I want to overwrite a partition in a given table. The SQL command is already prepared and works just fine when executed in HIVE directly:
INSERT OVERWRITE TABLE mytable PARTITION (dt, event_name) SELECT * FROM mytable2
in order to manage the file sizes, I set some HIVE properties in advance like this:
SET hive.merge.smallfiles.avgsize=268435456;
SET mapreduce.map.memory.mb=20000;
SET hive.exec.max.dynamic.partitions=50000;
SET mapreduce.reduce.memory.mb=20000;
SET hive.exec.dynamic.partition=true;
SET mapreduce.map.java.opts=-Xmx18000m;
SET hive.merge.size.per.task=268435456;
SET mapred.max.split.size=70000000;
SET hive.exec.dynamic.partition.mode=nonstrict;
SET mapreduce.reduce.java.opts=-Xmx18000m;
SET mapred.min.split.size=35000000;
this ensures that all files that are written are >256MB which is what I want. Now I need to execute this script from PySpark as I am looping over different source tables and I use the following code to set the properties accordingly in my SparkContext and also HiveContext/SqlContext:
conf = SparkConf().setAppName("my script").setMaster(master)
config_settings = {
'mapreduce.map.memory.mb': '20000',
'mapreduce.map.java.opts': '-Xmx18000m',
'mapreduce.reduce.memory.mb': '20000',
'mapreduce.reduce.java.opts': '-Xmx18000m',
'hive.exec.dynamic.partition': 'true',
'hive.exec.dynamic.partition.mode': 'nonstrict',
'hive.merge.smallfiles.avgsize': '268435456',
'hive.merge.size.per.task': '268435456',
'mapred.max.split.size': '70000000',
'mapred.min.split.size': '35000000',
'hive.exec.max.dynamic.partitions': '50000',
#'hive.exec.compress.output': 'true',
#'parquet.compression': 'GZIP',
}
map(lambda x: conf.set(x[0], x[1]), config_settings.items())

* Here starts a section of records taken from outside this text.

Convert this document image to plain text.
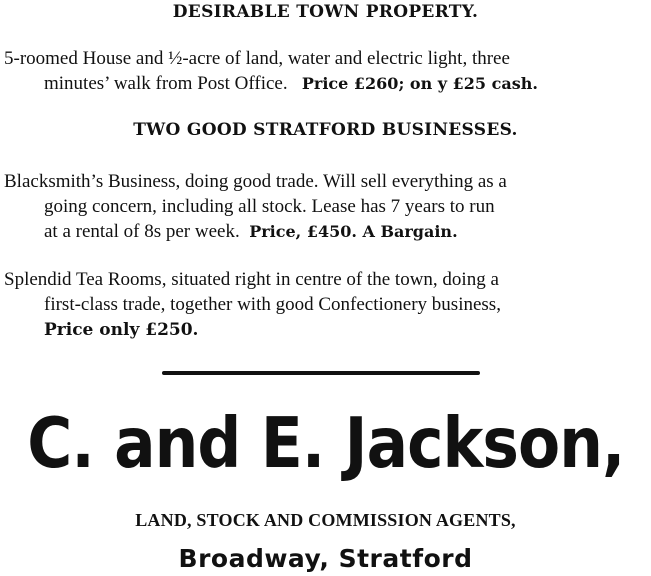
DESIRABLE TOWN PROPERTY.
5-roomed House and ½-acre of land, water and electric light, three
minutes’ walk from Post Office. Price £260; on y £25 cash.
TWO GOOD STRATFORD BUSINESSES.
Blacksmith’s Business, doing good trade. Will sell everything as a
going concern, including all stock. Lease has 7 years to run
at a rental of 8s per week. Price, £450. A Bargain.
Splendid Tea Rooms, situated right in centre of the town, doing a
first-class trade, together with good Confectionery business,
Price only £250.
C. and E. Jackson,
LAND, STOCK AND COMMISSION AGENTS,
Broadway, Stratford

sc = SparkContext(conf=conf)
sqlContext = HiveContext(sc)
map(lambda x: sqlContext.setConf(x[0], x[1]), config_settings.items())
sqlContext.sql("INSERT OVERWRITE TABLE mytable PARTITION (dt, event_name) SELECT * FROM mytable2")
however, this does not seem to work as it only generates files of the default size (64 MB) I tried this with Spark 1.6 and also with 2.3 and different variations on how to set those properties but none seem to work.
when I call sc._conf.getAll() or sqlContext.getConf(...) it looks like all properties are set correctly.
what would be the right syntax to set these configurations so these are also obeyed when using sqlContext.sql("INSERT OVERWRITE ...") ?